Groys could not have put the aspiration of avant-garde art better: “We want everybody to be cool.” But if revolutionary terror is the result of forcing people to be free, per Rousseau, then the avant-garde—whether in the statist form Groys discusses or in today’s commercial culture—may be guilty of forcing people to be cool. Hasn’t the avant-garde become just what it despised—tradition? Doesn’t Penguin Classics now publish Deleuze? Isn’t Doom Patrol itself hailed as a classic, its author garlanded with a Member of the Order of the British Empire? Cultural revolution becomes cultural tradition in the end: conservatives dislike this truth because it means that revolutions can be necessary to a living culture, while radicals evade it because it means that there is no ultimate subversion and that every successful revolution installs a new regime.

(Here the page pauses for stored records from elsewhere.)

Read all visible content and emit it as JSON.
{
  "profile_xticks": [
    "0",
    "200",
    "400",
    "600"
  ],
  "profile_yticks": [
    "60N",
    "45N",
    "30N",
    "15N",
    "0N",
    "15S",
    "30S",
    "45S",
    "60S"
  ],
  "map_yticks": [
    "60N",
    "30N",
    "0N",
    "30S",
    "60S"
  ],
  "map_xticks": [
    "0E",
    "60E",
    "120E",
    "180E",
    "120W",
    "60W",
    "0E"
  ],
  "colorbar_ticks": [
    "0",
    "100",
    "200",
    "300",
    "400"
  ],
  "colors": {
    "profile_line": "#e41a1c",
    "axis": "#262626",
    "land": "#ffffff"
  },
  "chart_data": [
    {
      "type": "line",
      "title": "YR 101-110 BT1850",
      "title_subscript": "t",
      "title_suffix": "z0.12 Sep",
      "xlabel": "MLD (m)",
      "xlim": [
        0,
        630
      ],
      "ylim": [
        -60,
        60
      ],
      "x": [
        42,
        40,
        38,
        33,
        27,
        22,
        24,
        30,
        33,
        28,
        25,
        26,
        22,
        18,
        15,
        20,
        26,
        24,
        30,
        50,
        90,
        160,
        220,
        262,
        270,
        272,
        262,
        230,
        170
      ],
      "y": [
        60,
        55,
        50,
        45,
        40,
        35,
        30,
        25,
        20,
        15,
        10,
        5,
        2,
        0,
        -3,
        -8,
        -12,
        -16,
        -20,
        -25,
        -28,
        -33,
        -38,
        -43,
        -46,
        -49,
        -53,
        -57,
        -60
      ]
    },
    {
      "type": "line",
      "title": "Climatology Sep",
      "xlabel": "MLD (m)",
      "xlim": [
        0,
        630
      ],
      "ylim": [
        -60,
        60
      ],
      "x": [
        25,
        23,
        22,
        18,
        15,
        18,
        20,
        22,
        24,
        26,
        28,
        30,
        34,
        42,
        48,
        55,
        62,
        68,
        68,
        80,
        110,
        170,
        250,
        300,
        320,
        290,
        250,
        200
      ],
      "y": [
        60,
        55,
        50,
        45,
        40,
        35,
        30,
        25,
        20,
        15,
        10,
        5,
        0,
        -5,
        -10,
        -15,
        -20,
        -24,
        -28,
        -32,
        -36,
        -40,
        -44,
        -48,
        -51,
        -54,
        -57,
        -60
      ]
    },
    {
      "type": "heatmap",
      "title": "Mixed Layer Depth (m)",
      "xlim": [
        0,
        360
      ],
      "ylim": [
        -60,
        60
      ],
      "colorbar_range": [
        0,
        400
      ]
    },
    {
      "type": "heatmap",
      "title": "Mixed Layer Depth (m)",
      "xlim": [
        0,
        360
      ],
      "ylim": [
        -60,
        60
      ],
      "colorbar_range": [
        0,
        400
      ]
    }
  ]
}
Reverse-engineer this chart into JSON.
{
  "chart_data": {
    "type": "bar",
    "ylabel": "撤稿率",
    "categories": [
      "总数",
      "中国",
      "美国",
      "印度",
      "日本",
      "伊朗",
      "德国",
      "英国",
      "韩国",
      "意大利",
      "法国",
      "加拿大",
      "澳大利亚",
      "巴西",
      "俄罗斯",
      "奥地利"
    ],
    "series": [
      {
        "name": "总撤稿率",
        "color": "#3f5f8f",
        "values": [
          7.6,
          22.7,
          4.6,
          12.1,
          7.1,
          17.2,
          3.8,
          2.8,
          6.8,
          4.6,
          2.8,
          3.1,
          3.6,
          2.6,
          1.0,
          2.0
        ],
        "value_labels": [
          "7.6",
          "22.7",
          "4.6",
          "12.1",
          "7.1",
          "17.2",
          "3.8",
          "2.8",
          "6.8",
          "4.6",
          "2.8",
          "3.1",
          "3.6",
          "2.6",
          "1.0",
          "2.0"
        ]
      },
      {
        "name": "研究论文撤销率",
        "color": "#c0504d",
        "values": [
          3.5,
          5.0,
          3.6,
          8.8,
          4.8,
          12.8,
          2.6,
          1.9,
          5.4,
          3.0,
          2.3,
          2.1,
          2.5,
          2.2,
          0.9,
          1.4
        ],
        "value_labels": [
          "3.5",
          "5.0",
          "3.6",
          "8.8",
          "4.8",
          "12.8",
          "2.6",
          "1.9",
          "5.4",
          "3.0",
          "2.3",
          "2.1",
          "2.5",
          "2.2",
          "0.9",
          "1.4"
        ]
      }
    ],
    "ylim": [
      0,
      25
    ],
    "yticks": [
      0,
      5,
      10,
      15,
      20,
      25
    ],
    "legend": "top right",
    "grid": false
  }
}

This paradox is allegorized in Doom Patrol during the team’s first fight against The Brotherhood of Dada, when the avantist villains swallow all of Paris into a painting that contains all modernist styles. But the painting also harbors inside it “the fifth Horseman,” a Norse-helmeted Wagnerian figure evocative of fascist art (in In the Flow, Groys offers Wagner’s theory of the Gesamtkunstwerk as one of the first avant-garde ambitions). The team ends up destroying the fascist horseman when Crazy Jane guides him into the Dada zone of the painting: “The rider requires ideas and meaning to give it power, but Dada is the anti-idea! Dada destroys meaning!” And so dissolves fascism. Yet the experience re-traumatizes Crazy Jane, and we understand why when we see her tormented by the word “Dada,” playing on the alternate meaning of “dada” or “daddy” or “dad” and evoking her father’s sexual abuse. This slippage between artistic anarchy and paternal authority in a single word shows the potential for the seemingly emancipatory signifier “Dada” to flip back over into the patriarchal force that had harmed Jane—the potential, that is, for anarchism to become fascism, because when all restraint is removed it is no longer possible to explain why might is not right. (I owe the point about the pun on “Dada” in this sequence to an essay I read on the Internet in about 1998, which I can no longer find and which probably no longer exists.)
Morrison’s warning is writ large in the overall arc of the Doom Patrol narrative when it is revealed that the team leader, Niles Caulder (a kind of Professor X figure), actually engineered the horrible and grotesque accidents that led most of the team to become superheroes:
You see, Cliff, ever since I was young, I have been driven by one blazing ambition. To create life. I remember watching old Frankenstein movies on television and, strangely, identifying not with the tragic monster but with his creator.
He creates life by creating catastrophe, better to make the world more interesting:
We need shocks in our lives. We need radical change and the new understanding it brings. Catastrophe forces us to think in new ways.
Like Morrison—like Breton and Marinetti—Caulder wants everyone to be cool, and it makes him a murderous villain. Doom Patrol, then, is more ambivalent about is own vision than it appears at first; it is honest about the trauma and the coercion that underlie its liberatory values at the other end of the avant-garde century. That vision and those values triumph at the conclusion, though, when the trans street Danny becomes a world (no fear of a queer planet here) and Kay Challis is reclaimed at the end for the heroism of saving weirdness. The series’s final words, unwittingly echoing the nearly contemporaneous anti-capitalist Zapatista slogan, say it best, and here I’ll end too: “There is another world. There is a better world. Well…there must be.”